ILUSTRASI |
Di ujung paling timur jajaran pulau di Indonesia, Papua masih diharapkan menjadi "surga terakhir" kekayaan alam Tanah Air. Hutan, laut, seni-budaya. dan kearifan masyarakat sangat unik serta masih menyimpan lautan misteri untuk diungkap.
Marc Argeloo dari WWF Indonesia yang bekerja di Papua sejak 1995 tak hentinya mengagumi Papua. "Dilihat dari atas, hutan di Papua seperti karpet brokoli," katanya di Jakarta, Selasa (11/9).
Pada usia ke-50 WWF Indonesia dan 30 tahun WWF bekerja di Papua, Argeloo meluncurkan buku Land of the Birds of Paradise. Di sana, ia tumpahkan berbagai keunikan Papua.
Sejarah pembentukan Pulau Papua hingga aneka fauna unik disajikan dalam 191 halaman. Interaksinya puluhan tahun di pedalaman Papua yang punya 274 bahasa suku (bukan dialek) terdokumentasi di bukunya.
Sayangnya, secuil surga di bumi itu tercapai tangan-tangan manusia yang rakus. Berlindung di balik motif kebutuhan ekonomi dan pembangunan, setiap tapak Papua seolah menjadi solusi praktis untuk dieksploitasi.

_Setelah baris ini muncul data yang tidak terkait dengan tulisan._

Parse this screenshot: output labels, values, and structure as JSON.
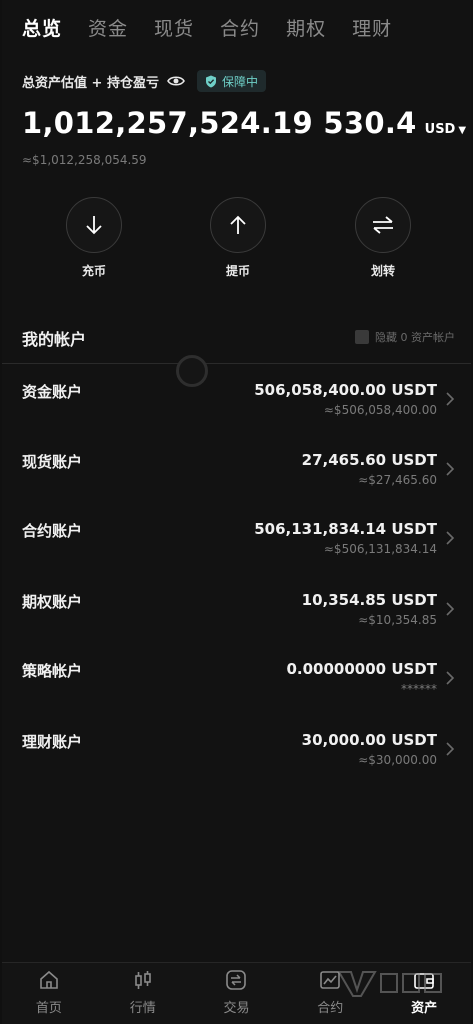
{
  "tabs": [
    "总览",
    "资金",
    "现货",
    "合约",
    "期权",
    "理财"
  ],
  "header": {
    "asset_label": "总资产估值 + 持仓盈亏",
    "protect_label": "保障中",
    "total_amount": "1,012,257,524.19 530.4",
    "currency": "USD",
    "approx_total": "≈$1,012,258,054.59"
  },
  "actions": {
    "deposit": "充币",
    "withdraw": "提币",
    "transfer": "划转"
  },
  "accounts_section": {
    "title": "我的帐户",
    "hide_label": "隐藏 0 资产帐户"
  },
  "accounts": [
    {
      "name": "资金账户",
      "amount": "506,058,400.00 USDT",
      "approx": "≈$506,058,400.00"
    },
    {
      "name": "现货账户",
      "amount": "27,465.60 USDT",
      "approx": "≈$27,465.60"
    },
    {
      "name": "合约账户",
      "amount": "506,131,834.14 USDT",
      "approx": "≈$506,131,834.14"
    },
    {
      "name": "期权账户",
      "amount": "10,354.85 USDT",
      "approx": "≈$10,354.85"
    },
    {
      "name": "策略帐户",
      "amount": "0.00000000 USDT",
      "approx": "******"
    },
    {
      "name": "理财账户",
      "amount": "30,000.00 USDT",
      "approx": "≈$30,000.00"
    }
  ],
  "bottom_nav": [
    "首页",
    "行情",
    "交易",
    "合约",
    "资产"
  ],
  "colors": {
    "background": "#121212",
    "accent_teal": "#6fd0c8",
    "muted_text": "#7a7a7a"
  }
}
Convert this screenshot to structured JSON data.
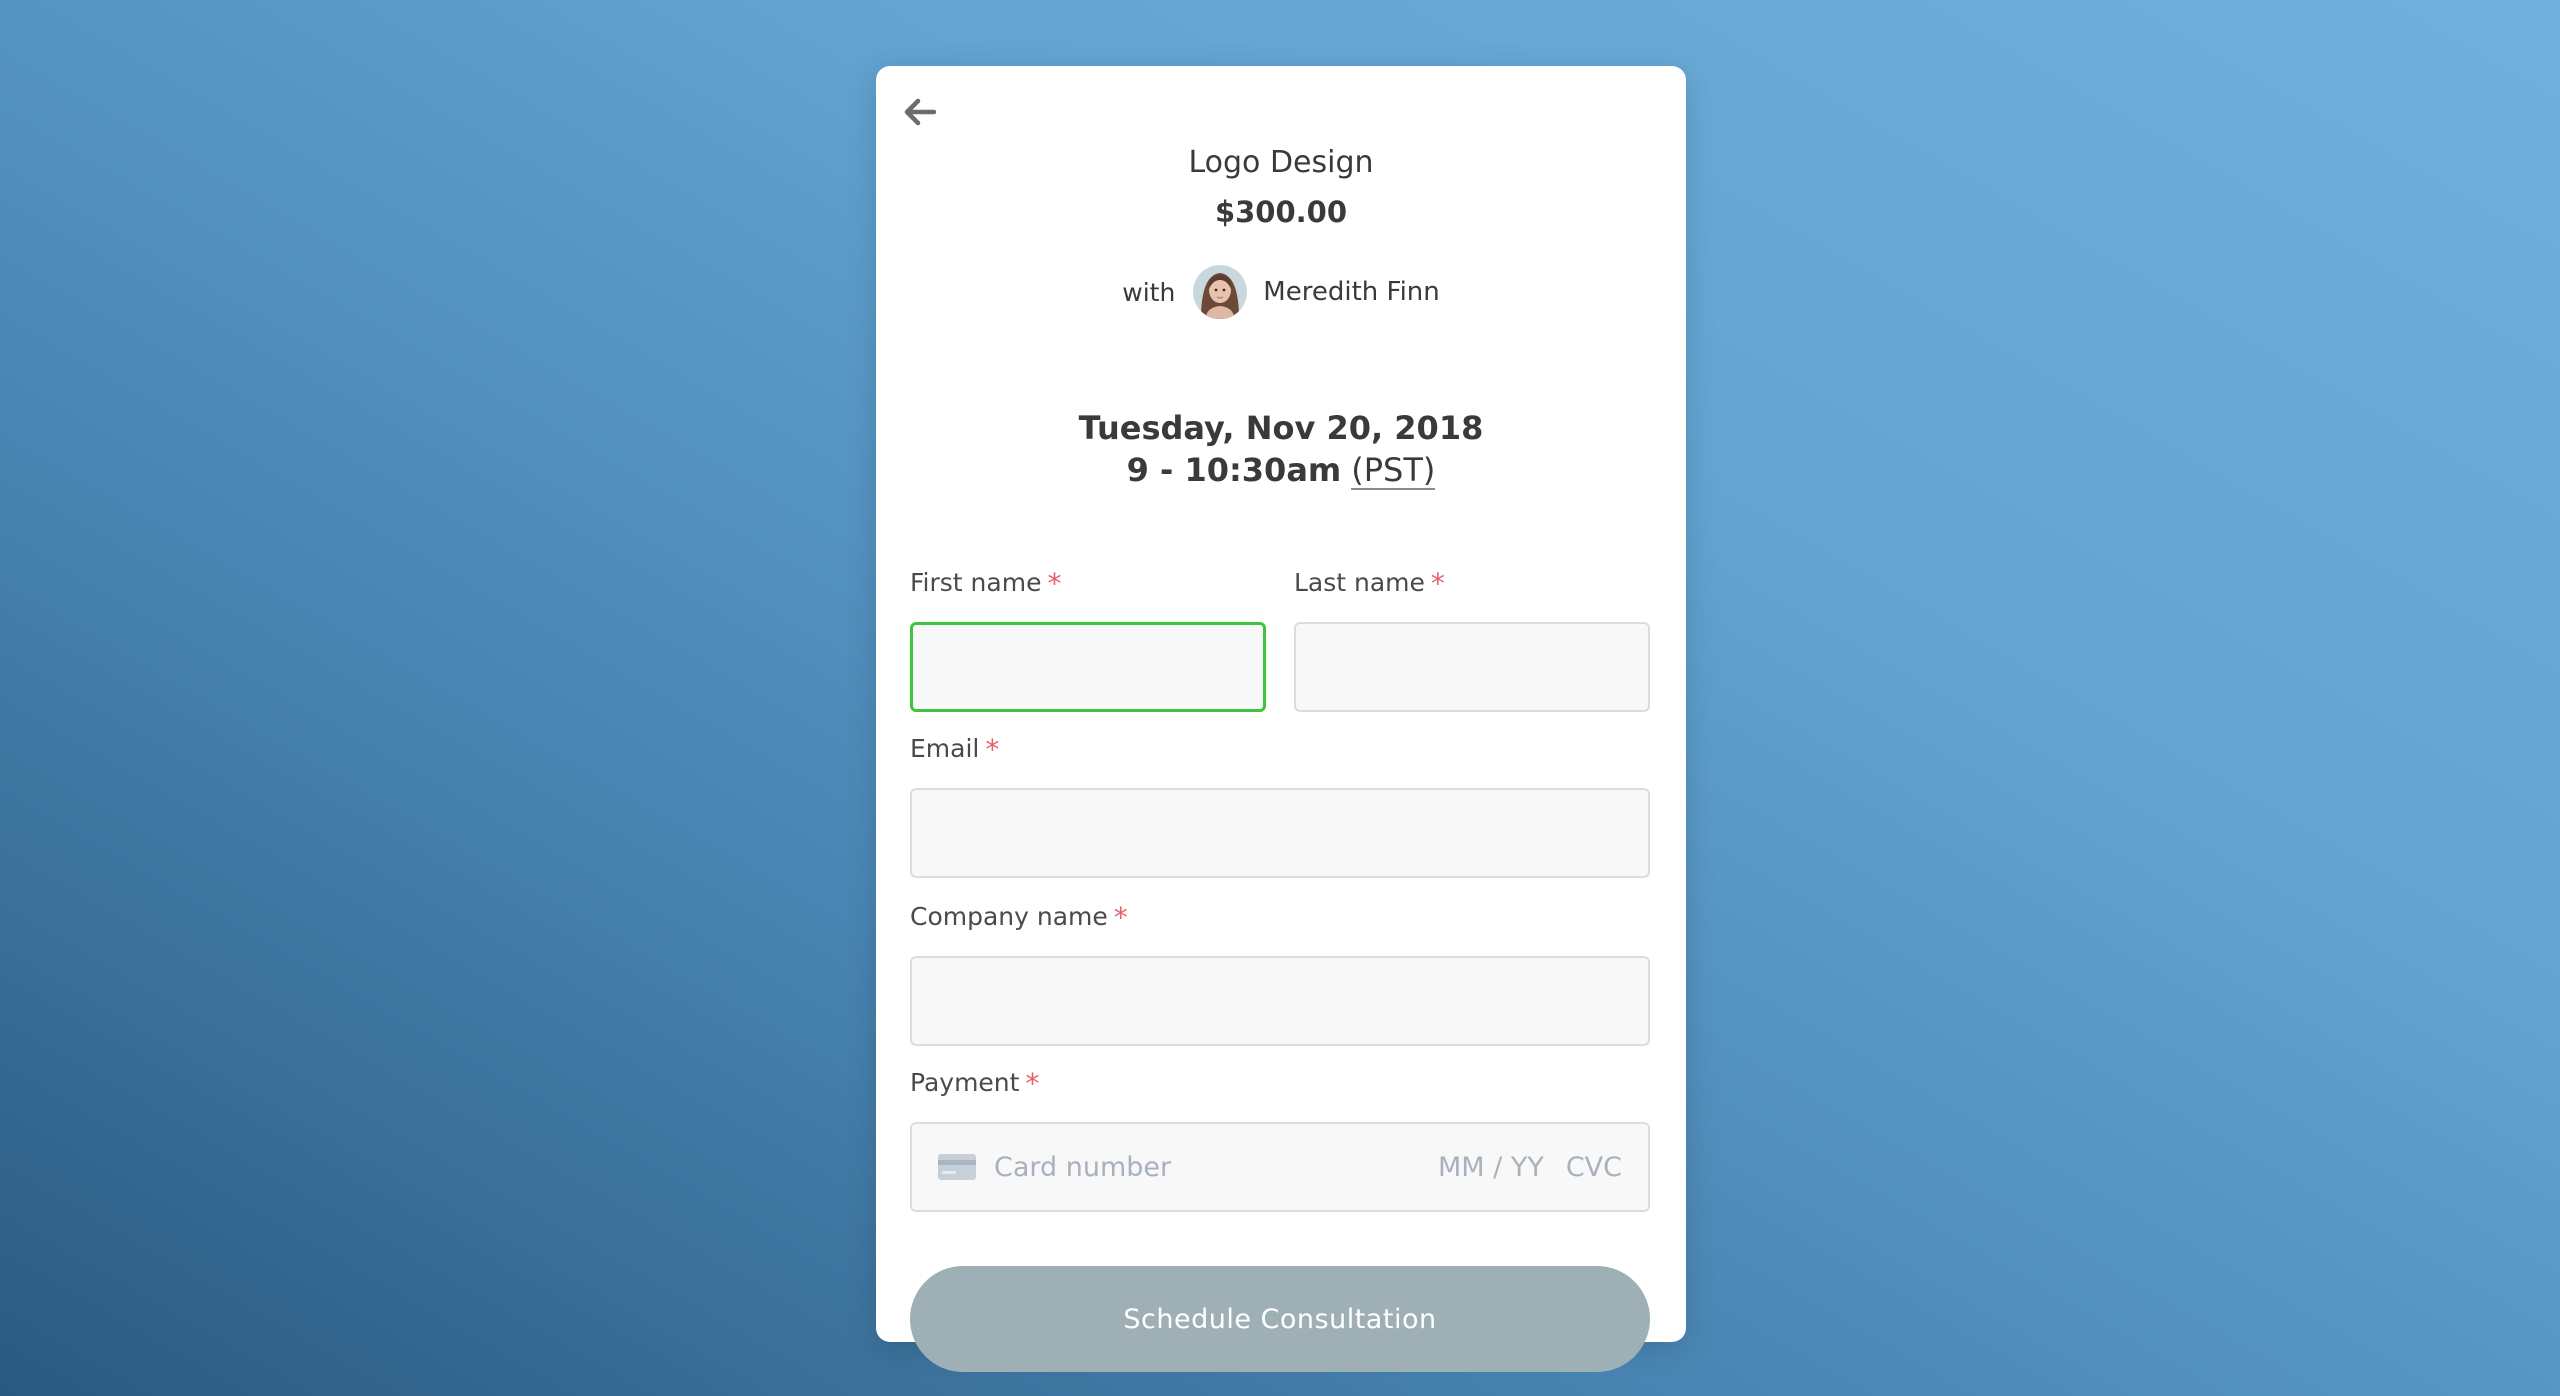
{
  "booking": {
    "service_name": "Logo Design",
    "price": "$300.00",
    "with_label": "with",
    "provider_name": "Meredith Finn",
    "date": "Tuesday, Nov 20, 2018",
    "time": "9 - 10:30am",
    "timezone": "(PST)"
  },
  "form": {
    "first_name_label": "First name",
    "last_name_label": "Last name",
    "email_label": "Email",
    "company_label": "Company name",
    "payment_label": "Payment",
    "required_mark": "*",
    "first_name_value": "",
    "last_name_value": "",
    "email_value": "",
    "company_value": "",
    "card_number_placeholder": "Card number",
    "expiry_placeholder": "MM / YY",
    "cvc_placeholder": "CVC",
    "submit_label": "Schedule Consultation"
  },
  "icons": {
    "back": "arrow-left-icon",
    "card": "credit-card-icon"
  },
  "colors": {
    "required": "#e8606a",
    "focus_border": "#3ec43e",
    "submit_disabled": "#9eb0b5",
    "placeholder": "#a8b2bd"
  }
}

Kayu, lahan kelapa sawit, lahan pangan dan bioenergi, hasil tambang, serta perikanan terus diincar. Seiring waktu, dampaknya mudah terlihat
Lihat saja perairan pesisir utara Pulau Waigeo di Raja Ampat yang keruh oleh lumpur akibat tambang nikel. Hutan konservasi Lorentz kian tergerus kebutuhan lahan kabupaten pemekaran.
Contoh lain, tutupan salju di Pegunungan Jayawijaya pun kian menipis dan berkurang. Meskipun banyak pihak menuding "tersangka" utamanya perubahan iklim, aktivitas pengunjung di puncak yang semakin tinggi layak diperhitungkan turut memengaruhi.
Rencana terbaru
Isu terkini, rencana pembukaan hutan dan sabana di,Merauke hingga Mappi atas nama kepentingan pangan dan energi nasional. Program bernama Merauke Integrated Food and Energy Estate (MIFEE) ini bakal membuka 2 juta hektar lahan.
"MIFEE ini paling mengkhawatirkan kami serta masyarakat asli Papua dan konservasi," kataii;Jina Rahawarin dari WWF di Papua.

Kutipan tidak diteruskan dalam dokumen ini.